Oh goodie! Another portrait artist!~ Welcome Wild one.


----------



## Marlea Warlea (Apr 27, 2010)

you two could like be related LOL

you are both my fave artists in the world!!

tiny liny- we had a church fellowship at my house and everyone was admiring your work, mum gave them your website address so be prepared


----------



## gaelgirl (Mar 3, 2011)

Welcome! Did you draw your profile pic? It is very good.


----------



## wildmustango (Jul 7, 2011)

Hello friends, 
thank you. Yes I did draw my profile picture.

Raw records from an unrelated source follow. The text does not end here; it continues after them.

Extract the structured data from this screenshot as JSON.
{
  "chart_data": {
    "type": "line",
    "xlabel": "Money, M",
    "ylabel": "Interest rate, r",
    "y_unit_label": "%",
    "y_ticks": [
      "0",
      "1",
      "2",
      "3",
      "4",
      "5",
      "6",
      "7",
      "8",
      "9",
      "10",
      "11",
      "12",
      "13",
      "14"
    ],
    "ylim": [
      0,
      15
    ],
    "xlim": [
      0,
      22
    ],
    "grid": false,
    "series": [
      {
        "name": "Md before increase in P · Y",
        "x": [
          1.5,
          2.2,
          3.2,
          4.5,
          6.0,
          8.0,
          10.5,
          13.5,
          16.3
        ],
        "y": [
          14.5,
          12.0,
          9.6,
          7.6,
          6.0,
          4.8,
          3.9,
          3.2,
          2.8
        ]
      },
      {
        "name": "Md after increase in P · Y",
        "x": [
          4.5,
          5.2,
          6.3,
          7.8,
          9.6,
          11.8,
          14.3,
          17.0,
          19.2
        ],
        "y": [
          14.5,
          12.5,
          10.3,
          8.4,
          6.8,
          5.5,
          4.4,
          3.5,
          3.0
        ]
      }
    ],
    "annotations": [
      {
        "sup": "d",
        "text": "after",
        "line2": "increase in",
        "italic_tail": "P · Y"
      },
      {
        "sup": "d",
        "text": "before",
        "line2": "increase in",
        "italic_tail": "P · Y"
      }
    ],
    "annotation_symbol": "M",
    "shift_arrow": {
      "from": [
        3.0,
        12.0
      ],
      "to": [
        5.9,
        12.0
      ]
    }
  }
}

I love drawing horses, they are such an awesome inspiration!I do lots of custom portraits-commissions.
You can see more on my website ; affordablehorseportraits.weebly.com

Tinyliny, I looked at yours and it`s very nice,too.


----------



## LetAGrlShowU (Mar 25, 2009)

Welcome to the forum


----------



## wildmustango (Jul 7, 2011)

nice to meet you all!


----------



## lildonkey8 (Dec 12, 2010)

Welcome to the forum wildmustango! You in AZ by any chance?


----------



## wildmustango (Jul 7, 2011)

to Lildonkey8; 
No, I`m quite a distance from AZ, actually. Is that a problem for some reason? How can I help you? If you`re interested in horse portrait, I work from photos so you can just send the photos to me by email.....and I will mail the portrait to you when it`s done. Or you would need something else?


----------



## Marlea Warlea (Apr 27, 2010)

i think she just wants to know.... shes utterly friendly.. at one stage she organised a sleepover with someone that lives in australia


----------



## DRC (Jun 29, 2011)

Welcome! Great picture!


----------



## wildmustango (Jul 7, 2011)

Thank you, I hope so, because it took many many hours and lots of effort!


----------